Times Staff Writer

In a scant five years, mineral makeup has morphed from dreaded infomercial item to belle of the beauty world ball. Mineral-based cosmetics -- foundations, powders, eye shadows and blushes made primarily from crushed rock -- are selling at an amazing clip.

Since 2003, it has “just exploded,” Karen Grant, a beauty industry consultant for NPD Group, says of the mineral phenomenon. “It’s literally grown more than 30-fold from when it originally came in. It’s crazy.”

In January, drugstore giant Maybelline got into the mineral makeup biz, and next month trendy MAC Cosmetics will release its first mineral powder foundation. Next up: Mineral lines from Revlon, Wet N Wild and N.Y.C. New York Color. And with this spring’s emphasis on a natural glow, a la Lauren Hutton (who also has her own mineral cosmetics line, Aqua Elements), the mineral movement seems set to gain even more ground.


Mineral products makers brag that they are different than heavy liquid foundations. They contend they are “natural;” Bare Escentuals even boasts that its bestselling powder is “so pure, you can sleep in it.” The companies promise a more fresh-faced look and a finish that won’t get cakey. And they say the products are better for the complexion than liquids.

For this, you can pay as little as $5 (for a foundation from E.L.F.) or as much as $65 (for one by Valerie Beverly Hills).

But price, as it turns out, tells you nothing about what’s in the jar. Some expensive brands -- Trish McEvoy, TRUE -- contain potentially irritating chemicals, while cheaper brands -- Afterglow, Alima -- are chemical-free. Most often, the culprit is bismuth oxychloride, a byproduct of lead refinement that isn’t a pure mineral. It’s used to lend an opalescent sheen and appears on ingredient lists.

“To have other ingredients like bismuth that can be irritating, that’s really misleading,” says Dr. Jessica Wu, a clinical instructor of dermatology at USC Medical School.

Claims of protection against the sun can be misleading too, Wu says. Many products claim an SPF 15. Any product containing titanium dioxide and zinc -- components of most mineral powders -- offer a small level of natural sun protection, Wu says. But you’d have to pack on the foundation ridiculously thick for that much protection. In reality, mineral makeup provides “between a 4 or a 5" SPF, Wu says.

Wu agrees that mineral makeup is generally less irritating than liquids. “Liquid foundations -- even tinted moisturizers -- often contain chemicals, for example preservatives, that can soak into the skin and be absorbed,” she says. “Loose powders sit on top of the skin so they’re less likely to irritate and interact with the skin.”

And from beauty’s point of view, there are advantages, too.

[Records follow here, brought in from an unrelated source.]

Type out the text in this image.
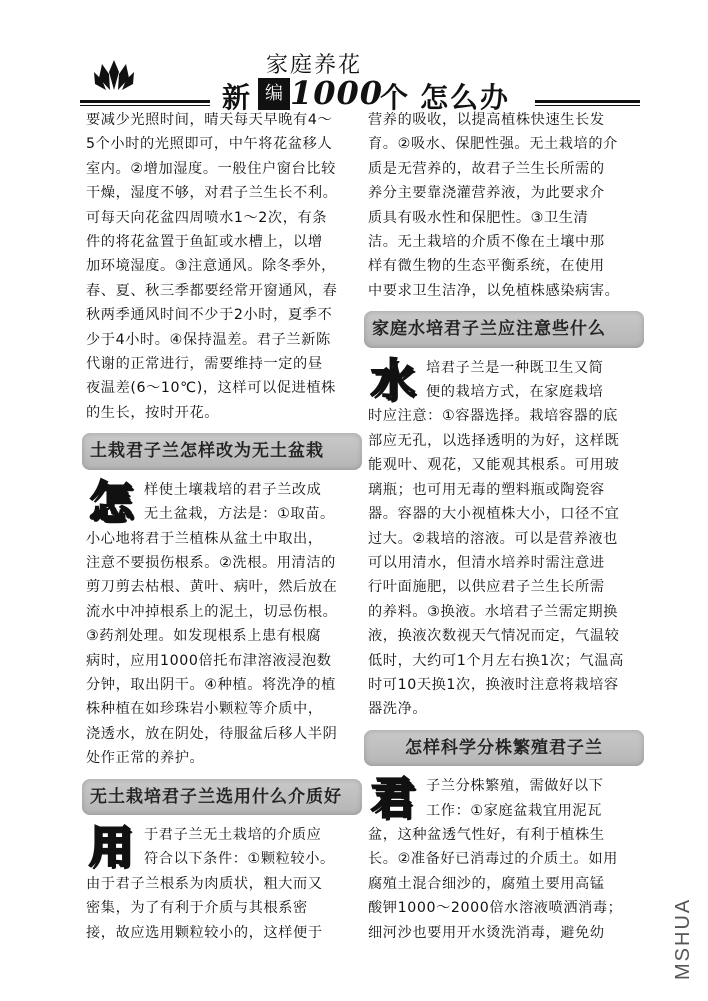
家庭养花
新 编 1000
个 怎么办
要减少光照时间，晴天每天早晚有4～
5个小时的光照即可，中午将花盆移人
室内。②增加湿度。一般住户窗台比较
干燥，湿度不够，对君子兰生长不利。
可每天向花盆四周喷水1～2次，有条
件的将花盆置于鱼缸或水槽上，以增
加环境湿度。③注意通风。除冬季外，
春、夏、秋三季都要经常开窗通风，春
秋两季通风时间不少于2小时，夏季不
少于4小时。④保持温差。君子兰新陈
代谢的正常进行，需要维持一定的昼
夜温差(6～10℃)，这样可以促进植株
的生长，按时开花。
土栽君子兰怎样改为无土盆栽
怎 样使土壤栽培的君子兰改成
无土盆栽，方法是：①取苗。
小心地将君于兰植株从盆土中取出，
注意不要损伤根系。②洗根。用清洁的
剪刀剪去枯根、黄叶、病叶，然后放在
流水中冲掉根系上的泥土，切忌伤根。
③药剂处理。如发现根系上患有根腐
病时，应用1000倍托布津溶液浸泡数
分钟，取出阴干。④种植。将洗净的植
株种植在如珍珠岩小颗粒等介质中，
浇透水，放在阴处，待服盆后移人半阴
处作正常的养护。
无土栽培君子兰选用什么介质好
用 于君子兰无土栽培的介质应
符合以下条件：①颗粒较小。
由于君子兰根系为肉质状，粗大而又
密集，为了有利于介质与其根系密
接，故应选用颗粒较小的，这样便于
营养的吸收，以提高植株快速生长发
育。②吸水、保肥性强。无土栽培的介
质是无营养的，故君子兰生长所需的
养分主要靠浇灌营养液，为此要求介
质具有吸水性和保肥性。③卫生清
洁。无土栽培的介质不像在土壤中那
样有微生物的生态平衡系统，在使用
中要求卫生洁净，以免植株感染病害。
家庭水培君子兰应注意些什么
水 培君子兰是一种既卫生又简
便的栽培方式，在家庭栽培
时应注意：①容器选择。栽培容器的底
部应无孔，以选择透明的为好，这样既
能观叶、观花，又能观其根系。可用玻
璃瓶；也可用无毒的塑料瓶或陶瓷容
器。容器的大小视植株大小，口径不宜
过大。②栽培的溶液。可以是营养液也
可以用清水，但清水培养时需注意进
行叶面施肥，以供应君子兰生长所需
的养料。③换液。水培君子兰需定期换
液，换液次数视天气情况而定，气温较
低时，大约可1个月左右换1次；气温高
时可10天换1次，换液时注意将栽培容
器洗净。
怎样科学分株繁殖君子兰
君 子兰分株繁殖，需做好以下
工作：①家庭盆栽宜用泥瓦
盆，这种盆透气性好，有利于植株生
长。②准备好已消毒过的介质土。如用
腐殖土混合细沙的，腐殖土要用高锰
酸钾1000～2000倍水溶液喷洒消毒；
细河沙也要用开水烫洗消毒，避免幼	MSHUA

Mineral powders look light but are actually more pigmented than standard foundations. So less is needed to cover flaws.

A single, sparing brush of mineral makeup can work like a magic eraser; it’s long-lasting and doesn’t require touch-ups during the day, and doesn’t leave a greasy sheen.

“It’s easier to use than regular foundation,” says makeup artist Robert Bolanos, who uses mineral products on clients such as Jessica Alba and Queen Latifah. “All you need is the powder, a brush and that’s it.”

That simplicity can’t be underestimated.

“It probably feels a little better to say ‘I’m just wearing powder’ -- yet the skin is looking flawless,” says John Stapleton, a senior makeup artist with MAC.

Because in the end, who wants to say they need any kind of makeup at all?